Fertilizer should be applied to June-bearing strawberries during the renovation process immediately after the last harvest of the season. Apply approximately 5 pounds of 10-10-10 or a similar analysis fertilizer per 100 feet of row. 

Everbearing and day-neutral strawberries can be fertilized in early spring and again in early August. Apply 5 pounds of 10-10-10 or a similar analysis fertilizer per 100 feet of row.

When is the best time to plant strawberries?

Early spring (April) is the best time to plant strawberries in Iowa. Apply and incorporate the recommended type and amount of fertilizer (based on soil test results) into the top 6 to 8 inches of soil prior to planting.
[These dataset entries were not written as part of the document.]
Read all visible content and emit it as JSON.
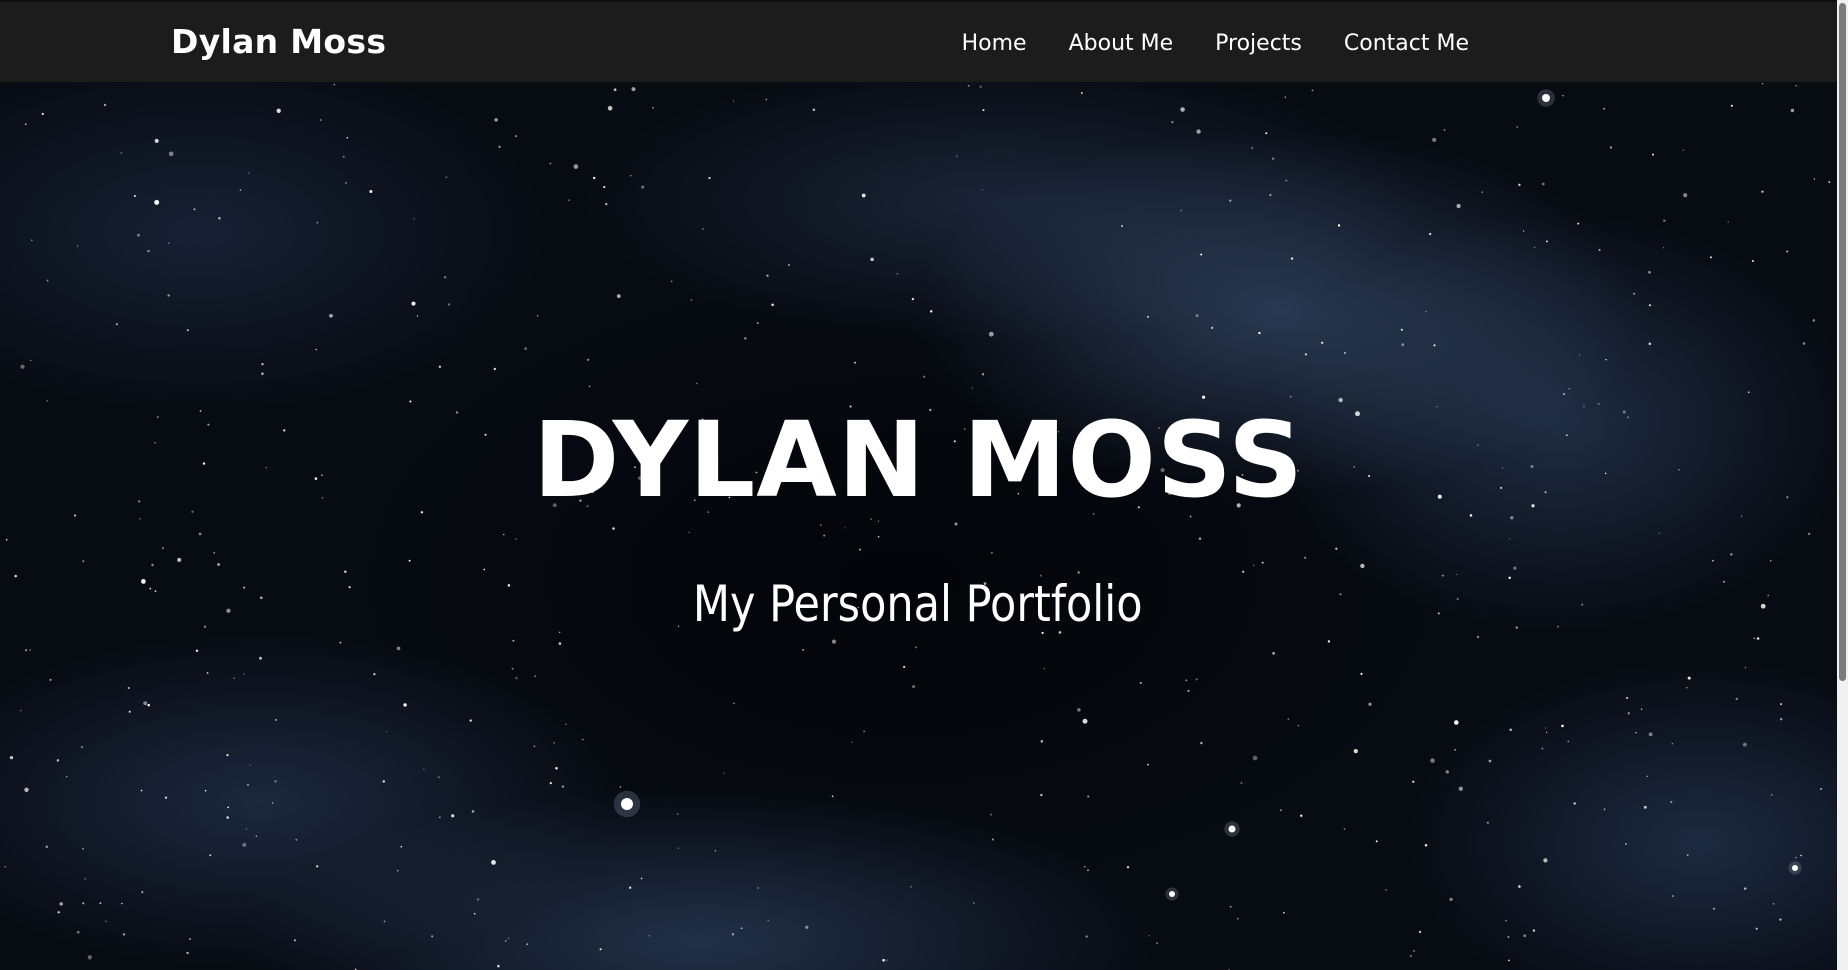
{
  "navbar": {
    "brand": "Dylan Moss",
    "links": [
      {
        "label": "Home"
      },
      {
        "label": "About Me"
      },
      {
        "label": "Projects"
      },
      {
        "label": "Contact Me"
      }
    ]
  },
  "hero": {
    "title": "DYLAN MOSS",
    "subtitle": "My Personal Portfolio"
  },
  "colors": {
    "navbar_bg": "#1c1c1c",
    "text": "#ffffff",
    "sky": "#070b12"
  }
}
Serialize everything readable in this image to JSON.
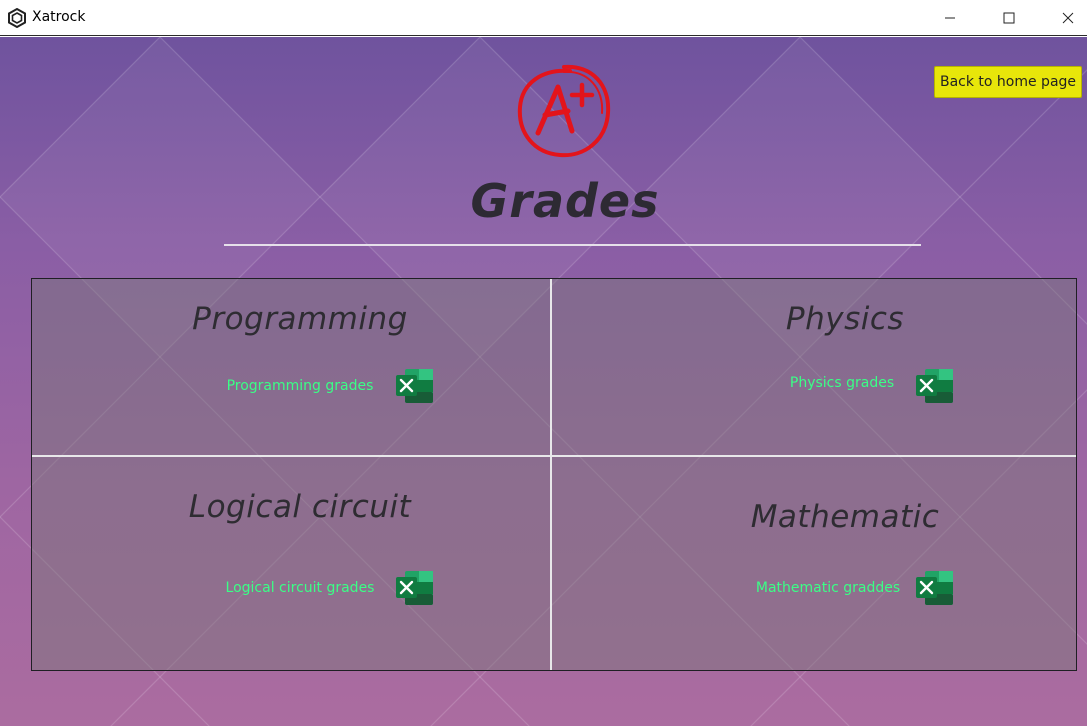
{
  "window": {
    "title": "Xatrock",
    "icons": {
      "app": "xatrock-hexagon-icon",
      "minimize": "minimize-icon",
      "maximize": "maximize-icon",
      "close": "close-icon"
    }
  },
  "header": {
    "home_button": "Back to home page",
    "logo_text": "A+",
    "title": "Grades"
  },
  "subjects": [
    {
      "title": "Programming",
      "link": "Programming grades",
      "icon": "excel-icon"
    },
    {
      "title": "Physics",
      "link": "Physics grades",
      "icon": "excel-icon"
    },
    {
      "title": "Logical circuit",
      "link": "Logical circuit grades",
      "icon": "excel-icon"
    },
    {
      "title": "Mathematic",
      "link": "Mathematic graddes",
      "icon": "excel-icon"
    }
  ],
  "colors": {
    "accent_button": "#e8e60a",
    "link": "#3aff86",
    "logo_red": "#e3141b",
    "excel_green": "#1f7a45"
  }
}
If the fertility level of the soil is unknown, apply and incorporate 1 pound of 10-10-10 or a similar analysis fertilizer per 100 square feet. 

Remove the strawberry plants from storage when ready to plant. Trim off the older leaves, place the roots in water for an hour, then plant immediately. Set each plant in the ground so the crown of the plant is even with the soil surface. 

Immediately after planting, water the strawberry plants and apply a starter fertilizer solution to aid establishment. Use a water soluble fertilizer following label directions or dissolve 2 or 3 tablespoons of a complete garden fertilizer, such as 5-10-5 or 10-10-10, in one gallon of water.